It is often the unspoken words that hurt us the most. In order to break the silence of abuse, we must find our voice again.
This is the first series of blog posts based on the topics in my books. Words Never Spoken is not just a book of poetry, but a story of hope, adversity, love, and triumph. And, for those of you who have read it, you know that there are several personal elements of social disfunction that you may be able to relate to. Life events that sometimes alter the course of our life.
This first post will focus on Chapter 1: When I Was Me (Back When I Knew Myself). In order to NOT lose yourself in a relationship, you have to:
- Know yourself
- Stay true to yourself
- Stay true to your boundaries
Who’s Really to Blame?
I remember a dark place in my life, when I lost myself and who I was as a person.
I kept silent even when I should have spoke up, was awkwardly smiling when I should have been frowning, and gradually could not recognize myself when I looked in the mirror. Who is this woman I had become? Why was she not defending her virtue? Standing by your man is one thing, but to be disrespected and mentally annihilated was another.
Just like that Jamie Foxx song, ‘Blame it on the Alcohol’, I accepted the excuses time and time again. What happened or what was said the night before was not intentional; and it was my duty as a wife to forgive and move on.

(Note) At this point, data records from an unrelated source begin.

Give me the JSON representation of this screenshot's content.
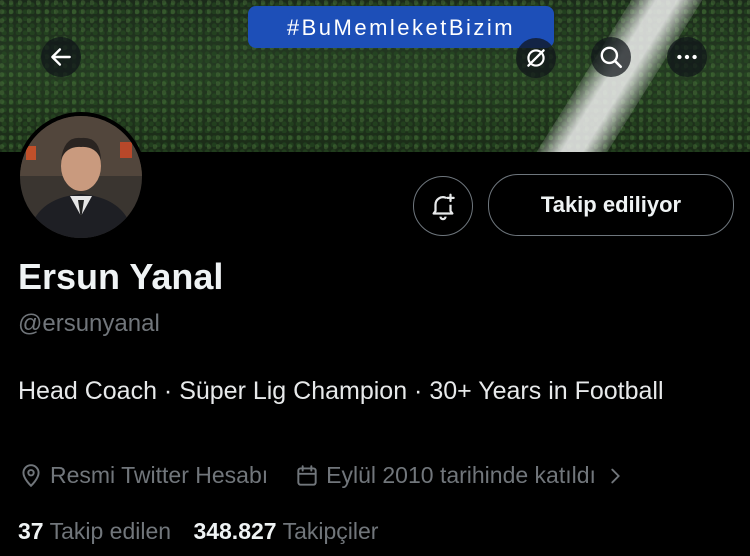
{
  "banner": {
    "hashtag": "#BuMemleketBizim"
  },
  "nav": {
    "back_icon": "arrow-left-icon",
    "grok_icon": "grok-icon",
    "search_icon": "search-icon",
    "more_icon": "more-horizontal-icon"
  },
  "profile": {
    "name": "Ersun Yanal",
    "handle": "@ersunyanal",
    "bio": "Head Coach · Süper Lig Champion · 30+ Years in Football",
    "location": "Resmi Twitter Hesabı",
    "joined": "Eylül 2010 tarihinde katıldı"
  },
  "actions": {
    "notify_icon": "bell-plus-icon",
    "follow_label": "Takip ediliyor"
  },
  "stats": {
    "following_count": "37",
    "following_label": "Takip edilen",
    "followers_count": "348.827",
    "followers_label": "Takipçiler"
  },
  "colors": {
    "background": "#000000",
    "hashtag_bg": "#1d4fb8",
    "text_primary": "#eff3f4",
    "text_secondary": "#71767b"
  }
}
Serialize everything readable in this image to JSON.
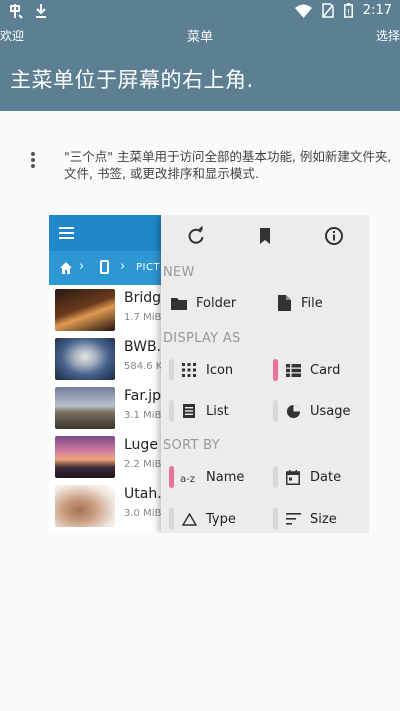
{
  "status_bar": {
    "time": "2:17"
  },
  "nav": {
    "back_label": "欢迎",
    "title": "菜单",
    "next_label": "选择"
  },
  "header": {
    "headline": "主菜单位于屏幕的右上角."
  },
  "description": "\"三个点\" 主菜单用于访问全部的基本功能, 例如新建文件夹, 文件, 书签, 或更改排序和显示模式.",
  "screenshot": {
    "breadcrumb_folder": "PICTU",
    "files": [
      {
        "name": "Bridge",
        "size": "1.7 MiB"
      },
      {
        "name": "BWB.",
        "size": "584.6 K"
      },
      {
        "name": "Far.jp",
        "size": "3.1 MiB"
      },
      {
        "name": "Luge",
        "size": "2.2 MiB"
      },
      {
        "name": "Utah.",
        "size": "3.0 MiB"
      }
    ],
    "menu": {
      "toolbar_icons": [
        "refresh-icon",
        "bookmark-icon",
        "info-icon"
      ],
      "new_header": "NEW",
      "new_folder": "Folder",
      "new_file": "File",
      "display_header": "DISPLAY AS",
      "display_icon": "Icon",
      "display_card": "Card",
      "display_list": "List",
      "display_usage": "Usage",
      "sort_header": "SORT BY",
      "sort_name": "Name",
      "sort_date": "Date",
      "sort_type": "Type",
      "sort_size": "Size",
      "selected": [
        "Card",
        "Name"
      ]
    }
  },
  "colors": {
    "app_bar": "#5c7f94",
    "explorer_blue": "#1e88c9",
    "accent_pink": "#e8739b"
  }
}
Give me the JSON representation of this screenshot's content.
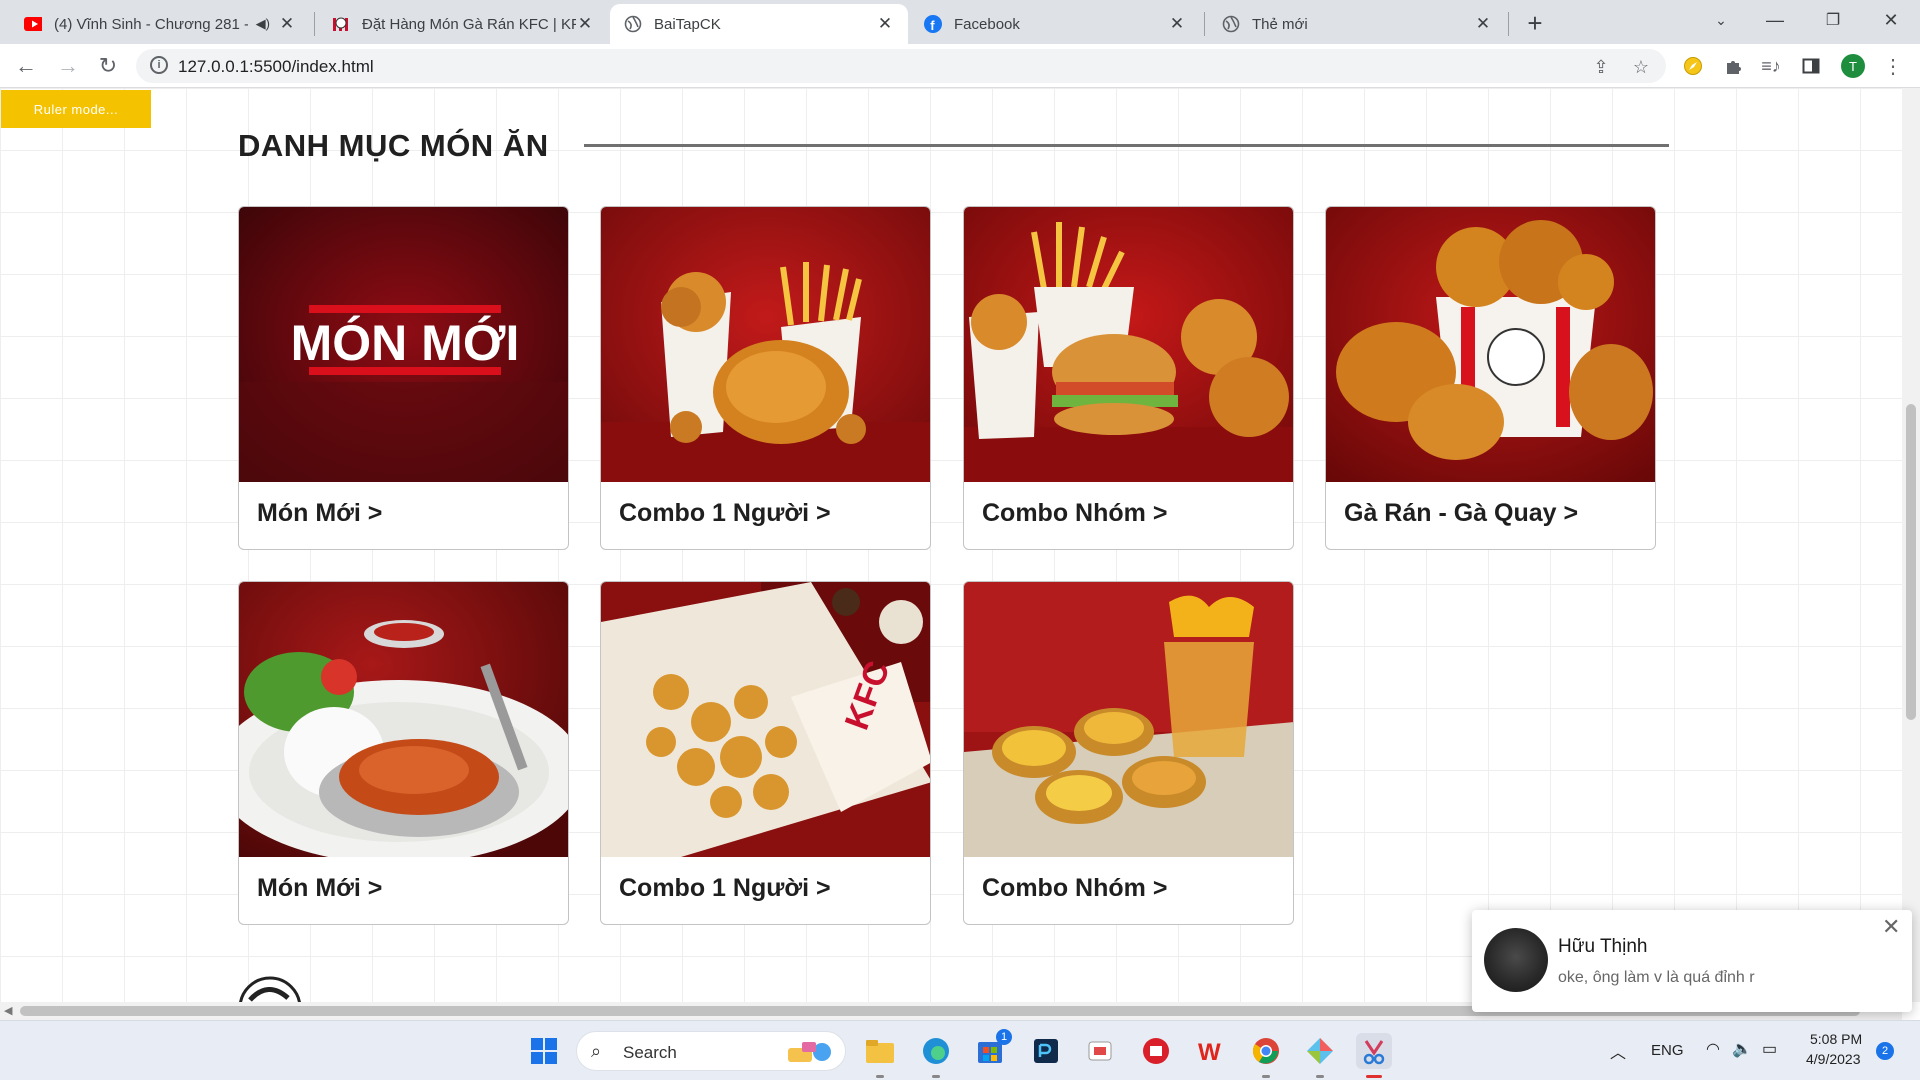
{
  "browser": {
    "tabs": [
      {
        "title": "(4) Vĩnh Sinh - Chương 281 -",
        "icon": "youtube-icon",
        "active": false
      },
      {
        "title": "Đặt Hàng Món Gà Rán KFC | KFC",
        "icon": "kfc-icon",
        "active": false
      },
      {
        "title": "BaiTapCK",
        "icon": "globe-icon",
        "active": true
      },
      {
        "title": "Facebook",
        "icon": "facebook-icon",
        "active": false
      },
      {
        "title": "Thẻ mới",
        "icon": "globe-icon",
        "active": false
      }
    ],
    "url": "127.0.0.1:5500/index.html",
    "profile_initial": "T"
  },
  "page": {
    "ruler_button": "Ruler mode...",
    "section_title": "DANH MỤC MÓN ĂN",
    "categories": [
      {
        "label": "Món Mới >",
        "image": "mon-moi-banner"
      },
      {
        "label": "Combo 1 Người >",
        "image": "combo-chicken-fries"
      },
      {
        "label": "Combo Nhóm >",
        "image": "combo-burger-fries"
      },
      {
        "label": "Gà Rán - Gà Quay >",
        "image": "fried-chicken-bucket"
      },
      {
        "label": "Món Mới >",
        "image": "rice-plate"
      },
      {
        "label": "Combo 1 Người >",
        "image": "popcorn-chicken"
      },
      {
        "label": "Combo Nhóm >",
        "image": "egg-tarts-tea"
      }
    ],
    "banner_text": "MÓN MỚI"
  },
  "notification": {
    "sender": "Hữu Thịnh",
    "message": "oke, ông làm v là quá đỉnh r"
  },
  "taskbar": {
    "search_label": "Search",
    "language": "ENG",
    "time": "5:08 PM",
    "date": "4/9/2023",
    "notification_count": "2",
    "store_badge": "1"
  },
  "colors": {
    "kfc_red": "#b0141c",
    "ruler_yellow": "#f5c200",
    "chrome_gray": "#dee1e6"
  }
}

Let’s examine the activity at the end of chapter 1, p. 15. What does your comparison look like between the Single YOU and the Coupled YOU? Consider the root cause of the differences, if any. For me, I was able to relate it back to my childhood and how I was constantly struggling to be the perfect child for my parents.
What would you do differently in your next relationship to maintain your sense of ‘self’?